Fayetteville Fire Chief Alan Jones in 2017 photo.

It was in September 1988 that Fire Chief Alan Jones began what became more than 33 years with the Fayetteville Fire Department. Today, he will concentrate his efforts as the city’s full-time Assistant City Manager. Another long-time firefighter, Deputy Chief Linda Black, will serve as interim Fire Chief.

Fayetteville spokesperson Ann Marie Burdett on Nov. 3 said Fire Chief Alan Jones has transitioned to become the City of Fayetteville’s full-time Assistant City Manager after 24 years as chief and after more than 33 years in the service, all of which were spent with the Fayetteville Fire Department.

Deputy Chief Linda Black, a 38-year fire service veteran, who has been with Fayetteville more than 25 years, has been named the city’s interim Fire Chief, Burdett said.

Burdett said Jones on Monday morning keyed up for the last time on dispatch radio as “901,” the designated call number for fire chief, and then he signed off and went “out of service.” Chief Black went out of service as “902,” the designated call number for deputy fire chief, and then she officially went in service as “901.”

Chief Black joined the Henry County Fire Department in 1983 as an emergency medical technician (EMT), and she soon became a firefighter.

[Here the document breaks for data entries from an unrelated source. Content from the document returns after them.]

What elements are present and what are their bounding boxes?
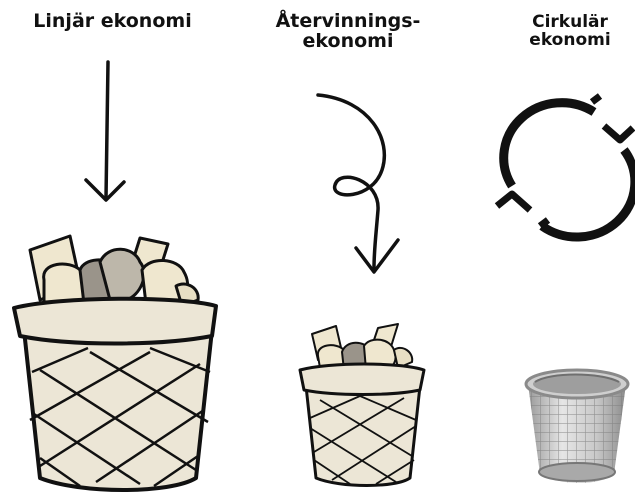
column-title-recycling: Återvinnings- ekonomi — [275, 10, 421, 52]
down-arrow-icon — [84, 60, 126, 202]
waste-basket-icon — [298, 323, 426, 487]
trash-can-icon — [524, 368, 630, 483]
looping-arrow-icon — [316, 93, 400, 274]
recycle-cycle-icon — [494, 93, 635, 242]
waste-basket-icon — [12, 234, 218, 492]
column-title-circular: Cirkulär ekonomi — [529, 12, 611, 50]
column-title-linear: Linjär ekonomi — [33, 10, 192, 32]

She then joined the Fayette County Department of Fire and Emergency Services in 1987 as a Firefighter/Paramedic and was quickly promoted to lieutenant, said Burdett.

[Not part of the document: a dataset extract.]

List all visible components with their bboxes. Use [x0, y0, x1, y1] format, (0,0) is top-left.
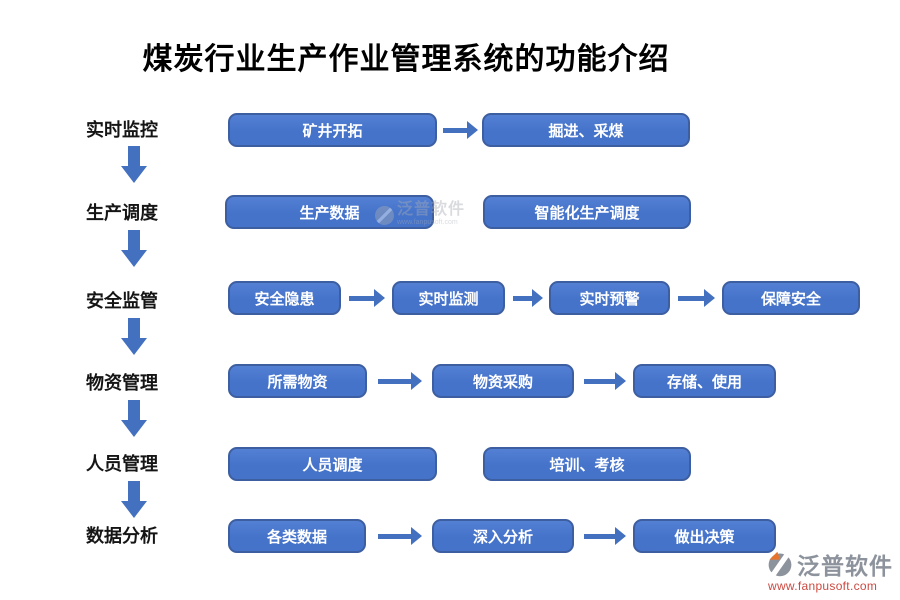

Black joined the Fayetteville Fire Department as the Fire Safety Educator in April 1996, and she was later promoted to Training Officer. When Jones was promoted to Interim Chief in October 1997, he promoted Black to the rank of Captain, which at that time also served as the Deputy Chief role, Burdett added.

“Since 2014, Jones served a dual role for the City of Fayetteville as both Fire Chief and Assistant City Manager. He will now focus fully on his Assistant City Manager role,” Burdett said.

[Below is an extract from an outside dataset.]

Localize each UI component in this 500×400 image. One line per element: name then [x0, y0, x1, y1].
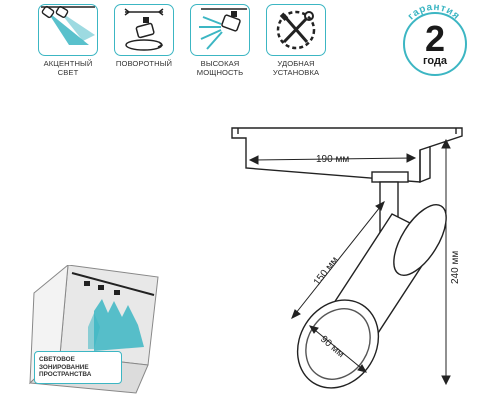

Though stepping aside as chief to concentrate his efforts in another capacity, Jones centered his comments, not so much on the strides made in fire service during the ongoing growth and evolution of Fayetteville, but with the department in the future.

“I’m only the caretaker on behalf of the citizens,” said Jones. “There are many capable people in the department who will carry on and accomplish more as opportunities become available.”